Gempa Sulut, Banjir Sumut, dan Karhutla Aceh Masih Jadi Perhatian di Awal Pekan

0
139
Karhutla
Visual wilayah terdampak kebakaran hutan dan lahan di kabupaten Aceh Barat pada Senin, 8 Juni 2026. FOTO: BNPB

(Vibizmedia-Nasional) Badan Nasional Penanggulangan Bencana (BNPB) mencatat sejumlah kejadian bencana yang terjadi dalam periode 8–9 Juni 2026, mulai dari gempa bumi berkekuatan Magnitudo 7,7 di Sulawesi Utara, banjir di Kabupaten Langkat, Sumatera Utara, hingga kebakaran hutan dan lahan (karhutla) di Kabupaten Aceh Barat.

Pemutakhiran data BNPB menunjukkan bahwa gempa Magnitudo 7,7 yang mengguncang wilayah Laut Sulawesi pada Senin (8/6) masih diikuti gempa-gempa susulan berkekuatan kecil hingga Selasa pagi. Dampak paling signifikan terjadi di Kabupaten Kepulauan Sangihe.

Di wilayah tersebut, sebanyak 1.160 warga yang sebelumnya mengungsi mulai kembali ke rumah masing-masing seiring membaiknya kondisi. Pasokan listrik juga berangsur normal, meskipun sejumlah pulau terluar yang berada dekat episentrum gempa masih mengalami gangguan.

Kerusakan akibat gempa di Kabupaten Kepulauan Sangihe meliputi 54 rumah rusak berat, 21 rumah rusak sedang, dan delapan rumah rusak ringan. Selain itu, dua gereja, satu sekolah, dan satu rumah dinas guru turut mengalami kerusakan.

Sementara di Kabupaten Kepulauan Talaud, gempa menyebabkan kerusakan pada 12 rumah, satu rumah sakit, dan satu gudang pelabuhan. Sebanyak 12 kepala keluarga terdampak akibat peristiwa tersebut.

Adapun di Kabupaten Minahasa Utara, kerusakan tercatat pada satu unit gedung gereja dan satu fasilitas pendidikan.

Selain gempa bumi, BNPB juga melaporkan kejadian banjir di Kabupaten Langkat, Sumatera Utara. Hujan berintensitas tinggi yang mengguyur wilayah Kecamatan Batang Serangan menyebabkan genangan setinggi 50 hingga 80 sentimeter di Kelurahan Batang Serangan dan Desa Sei Bamban.

Banjir tersebut berdampak pada 2.706 kepala keluarga. Beruntung, genangan mulai surut pada sore hari sehingga aktivitas warga perlahan kembali normal.

Di wilayah barat Indonesia, kebakaran hutan dan lahan masih menjadi perhatian serius. Karhutla yang terjadi di Kecamatan Bubon, Kabupaten Aceh Barat, sejak akhir Mei lalu hingga kini masih dalam proses pemadaman.

Luas lahan yang terbakar mencapai sekitar 20 hektare, dengan sekitar separuh area telah berhasil dipadamkan oleh tim gabungan. Untuk mempercepat penanganan, BNPB telah mengerahkan satu unit helikopter water bombing yang beroperasi sejak 7 Juni 2026.

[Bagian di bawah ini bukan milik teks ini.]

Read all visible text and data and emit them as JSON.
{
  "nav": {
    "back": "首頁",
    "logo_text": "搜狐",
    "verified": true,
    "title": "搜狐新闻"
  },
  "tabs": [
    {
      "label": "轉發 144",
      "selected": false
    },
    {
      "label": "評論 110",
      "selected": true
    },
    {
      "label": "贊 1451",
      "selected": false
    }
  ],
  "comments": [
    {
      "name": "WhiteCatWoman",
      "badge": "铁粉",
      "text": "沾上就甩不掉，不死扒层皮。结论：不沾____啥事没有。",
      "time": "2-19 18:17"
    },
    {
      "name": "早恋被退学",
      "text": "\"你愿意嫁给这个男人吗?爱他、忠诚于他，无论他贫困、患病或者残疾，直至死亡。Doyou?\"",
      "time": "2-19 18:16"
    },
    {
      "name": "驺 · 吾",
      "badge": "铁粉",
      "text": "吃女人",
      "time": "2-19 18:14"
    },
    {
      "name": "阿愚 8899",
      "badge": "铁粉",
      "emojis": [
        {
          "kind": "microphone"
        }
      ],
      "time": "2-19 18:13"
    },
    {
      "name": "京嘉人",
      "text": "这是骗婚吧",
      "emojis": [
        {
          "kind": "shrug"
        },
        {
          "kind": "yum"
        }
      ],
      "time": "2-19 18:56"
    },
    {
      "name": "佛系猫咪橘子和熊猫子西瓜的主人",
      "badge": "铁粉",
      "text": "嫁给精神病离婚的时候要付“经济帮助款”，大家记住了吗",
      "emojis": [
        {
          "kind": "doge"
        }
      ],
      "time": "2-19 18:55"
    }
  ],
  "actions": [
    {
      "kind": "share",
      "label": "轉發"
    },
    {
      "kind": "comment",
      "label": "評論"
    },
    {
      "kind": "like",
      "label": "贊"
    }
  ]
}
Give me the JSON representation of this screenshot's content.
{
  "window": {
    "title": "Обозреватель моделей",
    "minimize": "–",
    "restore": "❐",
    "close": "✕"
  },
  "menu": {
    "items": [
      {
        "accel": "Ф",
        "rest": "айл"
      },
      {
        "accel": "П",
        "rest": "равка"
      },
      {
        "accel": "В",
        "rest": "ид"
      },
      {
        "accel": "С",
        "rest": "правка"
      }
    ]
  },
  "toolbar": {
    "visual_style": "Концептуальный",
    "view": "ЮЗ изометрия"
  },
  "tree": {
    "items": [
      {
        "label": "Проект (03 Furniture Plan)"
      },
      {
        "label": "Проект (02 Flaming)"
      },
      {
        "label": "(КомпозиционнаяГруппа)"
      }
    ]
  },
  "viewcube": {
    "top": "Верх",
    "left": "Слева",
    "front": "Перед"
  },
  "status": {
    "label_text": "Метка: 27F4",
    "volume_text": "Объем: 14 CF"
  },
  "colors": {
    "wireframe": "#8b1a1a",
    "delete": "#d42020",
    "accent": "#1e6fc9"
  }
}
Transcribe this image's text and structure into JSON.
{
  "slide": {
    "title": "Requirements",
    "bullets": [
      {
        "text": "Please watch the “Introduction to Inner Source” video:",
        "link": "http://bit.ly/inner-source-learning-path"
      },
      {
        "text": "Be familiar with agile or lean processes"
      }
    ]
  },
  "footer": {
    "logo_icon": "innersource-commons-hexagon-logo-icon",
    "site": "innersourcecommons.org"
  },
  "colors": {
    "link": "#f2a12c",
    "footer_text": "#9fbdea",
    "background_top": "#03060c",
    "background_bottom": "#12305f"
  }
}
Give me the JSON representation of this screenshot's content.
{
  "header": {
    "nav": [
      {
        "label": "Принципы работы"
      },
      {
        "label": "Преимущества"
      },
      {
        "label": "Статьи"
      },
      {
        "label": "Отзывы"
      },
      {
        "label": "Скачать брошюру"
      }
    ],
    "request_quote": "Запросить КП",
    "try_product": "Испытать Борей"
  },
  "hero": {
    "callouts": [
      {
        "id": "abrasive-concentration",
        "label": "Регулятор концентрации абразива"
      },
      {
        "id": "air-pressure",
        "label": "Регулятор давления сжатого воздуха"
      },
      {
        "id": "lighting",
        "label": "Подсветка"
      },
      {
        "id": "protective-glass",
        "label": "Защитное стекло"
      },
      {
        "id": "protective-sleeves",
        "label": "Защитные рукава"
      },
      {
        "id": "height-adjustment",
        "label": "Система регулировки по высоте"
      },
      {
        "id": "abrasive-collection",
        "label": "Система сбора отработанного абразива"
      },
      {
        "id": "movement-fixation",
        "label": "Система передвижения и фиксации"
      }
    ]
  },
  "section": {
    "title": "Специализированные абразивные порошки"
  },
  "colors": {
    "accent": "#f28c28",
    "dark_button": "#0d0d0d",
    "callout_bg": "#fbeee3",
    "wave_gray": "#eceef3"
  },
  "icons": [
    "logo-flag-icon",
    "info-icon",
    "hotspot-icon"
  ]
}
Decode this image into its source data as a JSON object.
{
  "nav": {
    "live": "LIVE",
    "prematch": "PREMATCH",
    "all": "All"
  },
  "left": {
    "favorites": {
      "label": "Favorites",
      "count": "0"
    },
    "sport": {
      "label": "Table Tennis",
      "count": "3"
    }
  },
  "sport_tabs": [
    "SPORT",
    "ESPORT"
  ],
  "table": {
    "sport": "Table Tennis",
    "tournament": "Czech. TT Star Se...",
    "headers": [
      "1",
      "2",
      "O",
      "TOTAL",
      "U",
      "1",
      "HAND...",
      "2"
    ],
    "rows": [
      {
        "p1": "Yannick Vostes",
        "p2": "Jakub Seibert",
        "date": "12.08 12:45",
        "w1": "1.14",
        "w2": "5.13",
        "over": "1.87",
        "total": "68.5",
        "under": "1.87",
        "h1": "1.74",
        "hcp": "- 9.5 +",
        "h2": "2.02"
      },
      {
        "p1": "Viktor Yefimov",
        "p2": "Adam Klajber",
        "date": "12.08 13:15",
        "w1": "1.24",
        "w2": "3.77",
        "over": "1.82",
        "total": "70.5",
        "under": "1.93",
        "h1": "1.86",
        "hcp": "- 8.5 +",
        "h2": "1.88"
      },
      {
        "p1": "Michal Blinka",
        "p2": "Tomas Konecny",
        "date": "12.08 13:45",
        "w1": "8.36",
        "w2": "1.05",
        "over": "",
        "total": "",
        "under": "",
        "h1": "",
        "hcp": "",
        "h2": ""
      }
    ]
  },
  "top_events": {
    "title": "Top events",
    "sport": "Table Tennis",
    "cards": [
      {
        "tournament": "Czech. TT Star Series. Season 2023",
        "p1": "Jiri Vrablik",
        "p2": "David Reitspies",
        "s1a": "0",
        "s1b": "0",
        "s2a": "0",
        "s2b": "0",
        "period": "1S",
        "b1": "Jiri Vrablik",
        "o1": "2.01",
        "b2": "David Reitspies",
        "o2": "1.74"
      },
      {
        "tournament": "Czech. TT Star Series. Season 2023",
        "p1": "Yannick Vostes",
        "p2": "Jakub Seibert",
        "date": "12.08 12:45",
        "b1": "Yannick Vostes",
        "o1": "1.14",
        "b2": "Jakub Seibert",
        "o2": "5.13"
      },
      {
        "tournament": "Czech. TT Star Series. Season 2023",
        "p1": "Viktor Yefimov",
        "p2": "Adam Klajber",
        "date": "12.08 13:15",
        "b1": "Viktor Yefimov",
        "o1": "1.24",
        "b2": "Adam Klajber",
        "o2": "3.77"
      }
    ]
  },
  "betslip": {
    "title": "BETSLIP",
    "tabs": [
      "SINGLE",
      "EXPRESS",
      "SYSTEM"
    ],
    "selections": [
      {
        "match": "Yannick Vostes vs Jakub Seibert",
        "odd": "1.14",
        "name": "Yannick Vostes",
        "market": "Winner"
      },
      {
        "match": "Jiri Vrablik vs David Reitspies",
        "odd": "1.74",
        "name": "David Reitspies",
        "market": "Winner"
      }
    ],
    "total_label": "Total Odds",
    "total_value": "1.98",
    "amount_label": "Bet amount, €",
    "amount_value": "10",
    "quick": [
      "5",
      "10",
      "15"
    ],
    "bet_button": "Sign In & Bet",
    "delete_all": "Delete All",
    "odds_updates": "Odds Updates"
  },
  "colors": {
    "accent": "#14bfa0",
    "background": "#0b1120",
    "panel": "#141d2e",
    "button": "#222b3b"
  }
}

BNPB mengingatkan masyarakat untuk meningkatkan kewaspadaan terhadap potensi bencana hidrometeorologi yang dapat terjadi selama masa peralihan musim. Ancaman hujan lebat, banjir, angin kencang, puting beliung, hingga gelombang tinggi masih berpotensi terjadi di sejumlah wilayah Indonesia.

Selain itu, masyarakat juga diminta mewaspadai aktivitas vulkanik. Hingga 9 Juni 2026, terdapat empat gunung api berstatus Siaga, yakni Gunung Merapi di Jawa Tengah, Gunung Lewotobi Laki-Laki di Flores Timur, Nusa Tenggara Timur, Gunung Awu di Kepulauan Sangihe, Sulawesi Utara, serta Gunung Semeru di Jawa Timur.

BNPB mengimbau masyarakat untuk mematuhi seluruh rekomendasi otoritas terkait, menghindari kawasan rawan bencana yang telah ditetapkan, menyiapkan tas siaga bencana, serta terus memantau informasi resmi dari BNPB, BPBD, dan BMKG guna mengantisipasi risiko bencana yang dapat terjadi sewaktu-waktu.